Na Maratona Aquática, a réplica gigante do boto vermelho volta à Praia da Ponta Negra para lembrar aos competidores e à população da importância de se proteger e conservar o mamífero aquático, que é um patrimônio da Amazônia.

No dia 27 de julho último, o boto gigante também esteve na Ponta Negra e no início desta semana, em Brasília, onde foi entregue a assinatura de 55 mil ativistas.

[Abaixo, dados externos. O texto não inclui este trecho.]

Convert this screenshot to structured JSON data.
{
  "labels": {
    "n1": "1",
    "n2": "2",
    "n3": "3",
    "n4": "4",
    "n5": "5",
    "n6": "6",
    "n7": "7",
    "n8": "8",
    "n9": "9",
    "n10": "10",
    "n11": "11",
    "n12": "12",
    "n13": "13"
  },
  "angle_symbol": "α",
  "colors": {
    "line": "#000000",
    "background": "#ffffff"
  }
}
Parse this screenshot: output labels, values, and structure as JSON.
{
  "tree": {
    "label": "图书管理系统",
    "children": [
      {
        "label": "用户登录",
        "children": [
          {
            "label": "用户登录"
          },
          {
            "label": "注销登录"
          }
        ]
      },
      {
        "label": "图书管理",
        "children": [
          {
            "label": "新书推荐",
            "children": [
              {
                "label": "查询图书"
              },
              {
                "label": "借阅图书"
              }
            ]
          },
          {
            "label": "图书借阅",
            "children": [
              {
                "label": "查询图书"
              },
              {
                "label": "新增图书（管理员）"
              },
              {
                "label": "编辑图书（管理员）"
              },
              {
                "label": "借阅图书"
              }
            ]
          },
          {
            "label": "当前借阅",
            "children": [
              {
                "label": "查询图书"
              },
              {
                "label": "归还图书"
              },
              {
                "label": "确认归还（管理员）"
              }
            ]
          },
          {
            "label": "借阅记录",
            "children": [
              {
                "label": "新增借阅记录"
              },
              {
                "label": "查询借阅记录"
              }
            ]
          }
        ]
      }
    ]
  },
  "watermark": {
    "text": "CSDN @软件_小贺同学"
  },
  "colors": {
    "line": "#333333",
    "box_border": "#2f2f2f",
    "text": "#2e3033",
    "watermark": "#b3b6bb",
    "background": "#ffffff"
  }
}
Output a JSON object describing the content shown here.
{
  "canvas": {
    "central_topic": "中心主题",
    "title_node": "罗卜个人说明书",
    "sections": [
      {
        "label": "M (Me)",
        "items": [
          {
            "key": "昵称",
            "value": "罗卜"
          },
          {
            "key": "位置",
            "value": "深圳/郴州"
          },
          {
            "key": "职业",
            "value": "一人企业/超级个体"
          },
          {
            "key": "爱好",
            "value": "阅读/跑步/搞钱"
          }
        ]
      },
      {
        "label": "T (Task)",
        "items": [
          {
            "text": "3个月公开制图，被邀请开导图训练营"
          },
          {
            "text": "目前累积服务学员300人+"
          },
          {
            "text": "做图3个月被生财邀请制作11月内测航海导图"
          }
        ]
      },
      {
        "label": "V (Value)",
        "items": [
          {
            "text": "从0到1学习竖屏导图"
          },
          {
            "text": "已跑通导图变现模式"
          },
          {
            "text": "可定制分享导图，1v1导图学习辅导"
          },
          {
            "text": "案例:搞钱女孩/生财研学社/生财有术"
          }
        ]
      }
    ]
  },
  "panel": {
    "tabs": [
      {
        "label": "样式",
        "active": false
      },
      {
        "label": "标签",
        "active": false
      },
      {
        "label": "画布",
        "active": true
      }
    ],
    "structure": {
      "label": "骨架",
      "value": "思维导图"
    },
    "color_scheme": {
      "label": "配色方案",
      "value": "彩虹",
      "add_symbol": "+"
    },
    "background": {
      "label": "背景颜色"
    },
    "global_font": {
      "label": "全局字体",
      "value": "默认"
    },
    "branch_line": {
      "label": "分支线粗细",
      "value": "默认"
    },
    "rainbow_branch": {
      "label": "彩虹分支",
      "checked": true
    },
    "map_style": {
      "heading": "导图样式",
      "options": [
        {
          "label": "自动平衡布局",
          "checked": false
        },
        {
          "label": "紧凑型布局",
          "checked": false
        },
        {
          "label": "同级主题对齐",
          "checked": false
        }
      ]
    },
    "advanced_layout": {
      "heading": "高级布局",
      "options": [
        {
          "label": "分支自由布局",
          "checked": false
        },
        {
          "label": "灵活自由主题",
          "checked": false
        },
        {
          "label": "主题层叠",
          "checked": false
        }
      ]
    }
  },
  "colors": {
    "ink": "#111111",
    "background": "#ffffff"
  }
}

Eles que pedem o adiantamento da moratória da pesca da piracatinga prevista para iniciar em 1º de janeiro de 2015, com validade de cinco anos.

A campanha também está junto com os pescadores esportivos do Brasil, neste domingo, no 1º Torneio de Pesca Esportiva Amigos do Tarumã, no Sítio Recanto dos Curiós, com largada às 06h30 e chegada às 12h, neste domingo (7). O acesso terrestre ao sítio pode ser feito pela estrada da Vivenda Verde, enquanto água, o local fica quase em frente ao flutuante Peixe-boi.

Uma das peculiaridades da competição é o cunho ambiental, além do esportivo. Com trabalho em duplas, os participantes devem capturar três peixes e recolher a maior quantidade de lixo reciclável dispostos na orla do Tarumã-Açu.

Durante o evento, um estande com materiais informativos será montado com o intuito de sensibilizar os participantes sobre a matança dos botos. Pesquisadores afiram que se a mortandade continuar na mesma proporção, em pelo menos 30 anos, a espécie pode desaparecer. “As taxas reprodutivas baixas, o longo período de cuidado parental aliados à ameaça sem trégua dos caçadores, dos pescadores ilegais têm fragilizado a espécie”, explica a pesquisadora do Inpa e coordenadora do Projeto Boto do Inpa, Vera Silva.